Cass. n. 355/2011 ha altresì chiarito che tale comunione incidentale di godimento tra diritti qualitativamente eterogenei comporta che la cosa è goduta per una quota dagli eredi a titolo di proprietà e per l’altra dal legatario a titolo di usufrutto (in termini analoghi Cass. n. 3097/1974; Cass. n. 3294/1968; Cass. n. 3313/1984).

Sebbene nel caso di specie il concorso dei due diritti eterogenei non derivi dalle vicende successorie di cui alla normativa previgente, ma da un accordo intervenuto tra le parti, deve del pari ritenersi insorta una comunione impropria di godimento, per la quale, quanto alle modalità di uso appaiono correttamente invocabili anche le disposizioni espressamente dettate in tema di comunione, tra cui quella di cui all’art. 1102 c.c..

Ma l‘applicazione di tale disciplina non preclude il diritto del comunista che non abbia fatto uso del bene a conseguire un indennizzo per effetto del godimento esclusivo dell’altro contitolare.

E’ affermazione ricorrente nella giurisprudenza di questa Corte quella secondo cui (cfr. Cass. n. 7881/2011) il condividente di un immobile, che durante il periodo di comunione abbia goduto del bene in via esclusiva senza un titolo giustificativo, deve corrispondere agli altri i frutti civili, quale ristoro della privazione della utilizzazione “pro quota” del bene comune e dei relativi profitti, con riferimento ai prezzi di mercato correnti dal tempo della stima per la divisione a quello della pronuncia (conf. Cass. n. 7716/1990; Cass. n. 20394/2013; Cass. n. 17876/2019), aggiungendosi che siffatto diritto, corrispondente al corrispettivo “pro quota” del godimento esclusivo, prescinde da comportamenti leciti o illeciti altrui (Cass. n. 10896/2005).
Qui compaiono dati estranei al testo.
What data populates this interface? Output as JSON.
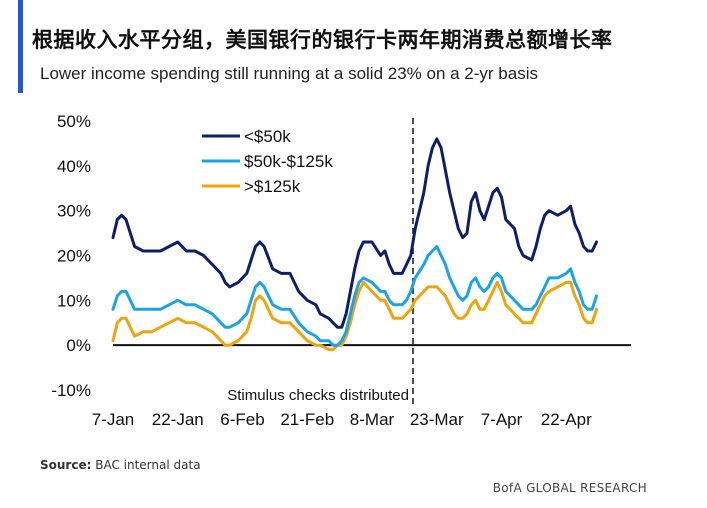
{
  "header": {
    "title": "根据收入水平分组，美国银行的银行卡两年期消费总额增长率",
    "subtitle": "Lower income spending still running at a solid 23% on a 2-yr basis"
  },
  "footer": {
    "source_label": "Source:",
    "source_text": "BAC internal data",
    "brand": "BofA GLOBAL RESEARCH"
  },
  "chart_data": {
    "type": "line",
    "title": "",
    "xlabel": "",
    "ylabel": "",
    "ylim": [
      -10,
      50
    ],
    "x_range": [
      0,
      120
    ],
    "y_ticks": [
      {
        "value": 50,
        "label": "50%"
      },
      {
        "value": 40,
        "label": "40%"
      },
      {
        "value": 30,
        "label": "30%"
      },
      {
        "value": 20,
        "label": "20%"
      },
      {
        "value": 10,
        "label": "10%"
      },
      {
        "value": 0,
        "label": "0%"
      },
      {
        "value": -10,
        "label": "-10%"
      }
    ],
    "x_ticks": [
      {
        "day": 0,
        "label": "7-Jan"
      },
      {
        "day": 15,
        "label": "22-Jan"
      },
      {
        "day": 30,
        "label": "6-Feb"
      },
      {
        "day": 45,
        "label": "21-Feb"
      },
      {
        "day": 60,
        "label": "8-Mar"
      },
      {
        "day": 75,
        "label": "23-Mar"
      },
      {
        "day": 90,
        "label": "7-Apr"
      },
      {
        "day": 105,
        "label": "22-Apr"
      }
    ],
    "annotation": {
      "day": 69.5,
      "label": "Stimulus checks distributed"
    },
    "grid": false,
    "legend_placement": "top-left",
    "series": [
      {
        "name": "<$50k",
        "color": "#0d1f6b",
        "points": [
          [
            0,
            24
          ],
          [
            1,
            28
          ],
          [
            2,
            29
          ],
          [
            3,
            28
          ],
          [
            4,
            25
          ],
          [
            5,
            22
          ],
          [
            7,
            21
          ],
          [
            9,
            21
          ],
          [
            11,
            21
          ],
          [
            13,
            22
          ],
          [
            15,
            23
          ],
          [
            17,
            21
          ],
          [
            19,
            21
          ],
          [
            21,
            20
          ],
          [
            23,
            18
          ],
          [
            25,
            16
          ],
          [
            26,
            14
          ],
          [
            27,
            13
          ],
          [
            29,
            14
          ],
          [
            31,
            16
          ],
          [
            32,
            19
          ],
          [
            33,
            22
          ],
          [
            34,
            23
          ],
          [
            35,
            22
          ],
          [
            37,
            17
          ],
          [
            39,
            16
          ],
          [
            41,
            16
          ],
          [
            43,
            12
          ],
          [
            45,
            10
          ],
          [
            47,
            9
          ],
          [
            48,
            7
          ],
          [
            50,
            6
          ],
          [
            51,
            5
          ],
          [
            52,
            4
          ],
          [
            53,
            4
          ],
          [
            54,
            7
          ],
          [
            55,
            12
          ],
          [
            56,
            17
          ],
          [
            57,
            21
          ],
          [
            58,
            23
          ],
          [
            60,
            23
          ],
          [
            62,
            20
          ],
          [
            63,
            21
          ],
          [
            64,
            18
          ],
          [
            65,
            16
          ],
          [
            67,
            16
          ],
          [
            68,
            18
          ],
          [
            69,
            20
          ],
          [
            70,
            26
          ],
          [
            72,
            34
          ],
          [
            73,
            40
          ],
          [
            74,
            44
          ],
          [
            75,
            46
          ],
          [
            76,
            44
          ],
          [
            77,
            39
          ],
          [
            78,
            34
          ],
          [
            79,
            30
          ],
          [
            80,
            26
          ],
          [
            81,
            24
          ],
          [
            82,
            25
          ],
          [
            83,
            32
          ],
          [
            84,
            34
          ],
          [
            85,
            30
          ],
          [
            86,
            28
          ],
          [
            87,
            31
          ],
          [
            88,
            34
          ],
          [
            89,
            35
          ],
          [
            90,
            33
          ],
          [
            91,
            28
          ],
          [
            93,
            26
          ],
          [
            94,
            22
          ],
          [
            95,
            20
          ],
          [
            97,
            19
          ],
          [
            98,
            22
          ],
          [
            99,
            26
          ],
          [
            100,
            29
          ],
          [
            101,
            30
          ],
          [
            103,
            29
          ],
          [
            105,
            30
          ],
          [
            106,
            31
          ],
          [
            107,
            27
          ],
          [
            108,
            25
          ],
          [
            109,
            22
          ],
          [
            110,
            21
          ],
          [
            111,
            21
          ],
          [
            112,
            23
          ]
        ]
      },
      {
        "name": "$50k-$125k",
        "color": "#19a3ea",
        "points": [
          [
            0,
            8
          ],
          [
            1,
            11
          ],
          [
            2,
            12
          ],
          [
            3,
            12
          ],
          [
            4,
            10
          ],
          [
            5,
            8
          ],
          [
            7,
            8
          ],
          [
            9,
            8
          ],
          [
            11,
            8
          ],
          [
            13,
            9
          ],
          [
            15,
            10
          ],
          [
            17,
            9
          ],
          [
            19,
            9
          ],
          [
            21,
            8
          ],
          [
            23,
            7
          ],
          [
            25,
            5
          ],
          [
            26,
            4
          ],
          [
            27,
            4
          ],
          [
            29,
            5
          ],
          [
            31,
            7
          ],
          [
            32,
            10
          ],
          [
            33,
            13
          ],
          [
            34,
            14
          ],
          [
            35,
            13
          ],
          [
            37,
            9
          ],
          [
            39,
            8
          ],
          [
            41,
            8
          ],
          [
            43,
            5
          ],
          [
            45,
            3
          ],
          [
            47,
            2
          ],
          [
            48,
            1
          ],
          [
            50,
            1
          ],
          [
            51,
            0
          ],
          [
            52,
            0
          ],
          [
            53,
            1
          ],
          [
            54,
            3
          ],
          [
            55,
            7
          ],
          [
            56,
            11
          ],
          [
            57,
            14
          ],
          [
            58,
            15
          ],
          [
            60,
            14
          ],
          [
            62,
            12
          ],
          [
            63,
            12
          ],
          [
            64,
            10
          ],
          [
            65,
            9
          ],
          [
            67,
            9
          ],
          [
            68,
            10
          ],
          [
            69,
            12
          ],
          [
            70,
            15
          ],
          [
            72,
            18
          ],
          [
            73,
            20
          ],
          [
            74,
            21
          ],
          [
            75,
            22
          ],
          [
            76,
            20
          ],
          [
            77,
            18
          ],
          [
            78,
            15
          ],
          [
            79,
            13
          ],
          [
            80,
            11
          ],
          [
            81,
            10
          ],
          [
            82,
            11
          ],
          [
            83,
            14
          ],
          [
            84,
            15
          ],
          [
            85,
            13
          ],
          [
            86,
            12
          ],
          [
            87,
            13
          ],
          [
            88,
            15
          ],
          [
            89,
            16
          ],
          [
            90,
            15
          ],
          [
            91,
            12
          ],
          [
            93,
            10
          ],
          [
            94,
            9
          ],
          [
            95,
            8
          ],
          [
            97,
            8
          ],
          [
            98,
            9
          ],
          [
            99,
            11
          ],
          [
            100,
            13
          ],
          [
            101,
            15
          ],
          [
            103,
            15
          ],
          [
            105,
            16
          ],
          [
            106,
            17
          ],
          [
            107,
            14
          ],
          [
            108,
            12
          ],
          [
            109,
            9
          ],
          [
            110,
            8
          ],
          [
            111,
            8
          ],
          [
            112,
            11
          ]
        ]
      },
      {
        "name": ">$125k",
        "color": "#f0a30a",
        "points": [
          [
            0,
            1
          ],
          [
            1,
            5
          ],
          [
            2,
            6
          ],
          [
            3,
            6
          ],
          [
            4,
            4
          ],
          [
            5,
            2
          ],
          [
            7,
            3
          ],
          [
            9,
            3
          ],
          [
            11,
            4
          ],
          [
            13,
            5
          ],
          [
            15,
            6
          ],
          [
            17,
            5
          ],
          [
            19,
            5
          ],
          [
            21,
            4
          ],
          [
            23,
            3
          ],
          [
            25,
            1
          ],
          [
            26,
            0
          ],
          [
            27,
            0
          ],
          [
            29,
            1
          ],
          [
            31,
            3
          ],
          [
            32,
            6
          ],
          [
            33,
            10
          ],
          [
            34,
            11
          ],
          [
            35,
            10
          ],
          [
            37,
            6
          ],
          [
            39,
            5
          ],
          [
            41,
            5
          ],
          [
            43,
            3
          ],
          [
            45,
            1
          ],
          [
            47,
            0
          ],
          [
            48,
            0
          ],
          [
            50,
            -1
          ],
          [
            51,
            -1
          ],
          [
            52,
            0
          ],
          [
            53,
            0
          ],
          [
            54,
            2
          ],
          [
            55,
            5
          ],
          [
            56,
            9
          ],
          [
            57,
            12
          ],
          [
            58,
            14
          ],
          [
            60,
            12
          ],
          [
            62,
            10
          ],
          [
            63,
            10
          ],
          [
            64,
            8
          ],
          [
            65,
            6
          ],
          [
            67,
            6
          ],
          [
            68,
            7
          ],
          [
            69,
            8
          ],
          [
            70,
            10
          ],
          [
            72,
            12
          ],
          [
            73,
            13
          ],
          [
            74,
            13
          ],
          [
            75,
            13
          ],
          [
            76,
            12
          ],
          [
            77,
            11
          ],
          [
            78,
            9
          ],
          [
            79,
            7
          ],
          [
            80,
            6
          ],
          [
            81,
            6
          ],
          [
            82,
            7
          ],
          [
            83,
            9
          ],
          [
            84,
            10
          ],
          [
            85,
            8
          ],
          [
            86,
            8
          ],
          [
            87,
            10
          ],
          [
            88,
            12
          ],
          [
            89,
            14
          ],
          [
            90,
            12
          ],
          [
            91,
            9
          ],
          [
            93,
            7
          ],
          [
            94,
            6
          ],
          [
            95,
            5
          ],
          [
            97,
            5
          ],
          [
            98,
            7
          ],
          [
            99,
            9
          ],
          [
            100,
            11
          ],
          [
            101,
            12
          ],
          [
            103,
            13
          ],
          [
            105,
            14
          ],
          [
            106,
            14
          ],
          [
            107,
            11
          ],
          [
            108,
            9
          ],
          [
            109,
            6
          ],
          [
            110,
            5
          ],
          [
            111,
            5
          ],
          [
            112,
            8
          ]
        ]
      }
    ]
  }
}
E’ stato altresì chiarito, e ciò in risposta alla deduzione circa la violazione della previsione di cui all’art. 820 c.c., che i frutti civili, dovuti dal comproprietario che abbia utilizzato, in via esclusiva, un bene rientrante nella comunione, hanno, ai sensi dell’art. 820 c.c., comma 3, la funzione di corrispettivo del godimento della cosa e possono essere liquidati con riferimento al valore figurativo del canone locativo di mercato (Cass. n. 5504/2012), sicché non può trovare fondamento la pretesa di limitare la previsione de qua al solo godimento che intervenga da parte di soggetti diversi da quelli che già vantino diritti pro-indiviso sul bene fruttifero.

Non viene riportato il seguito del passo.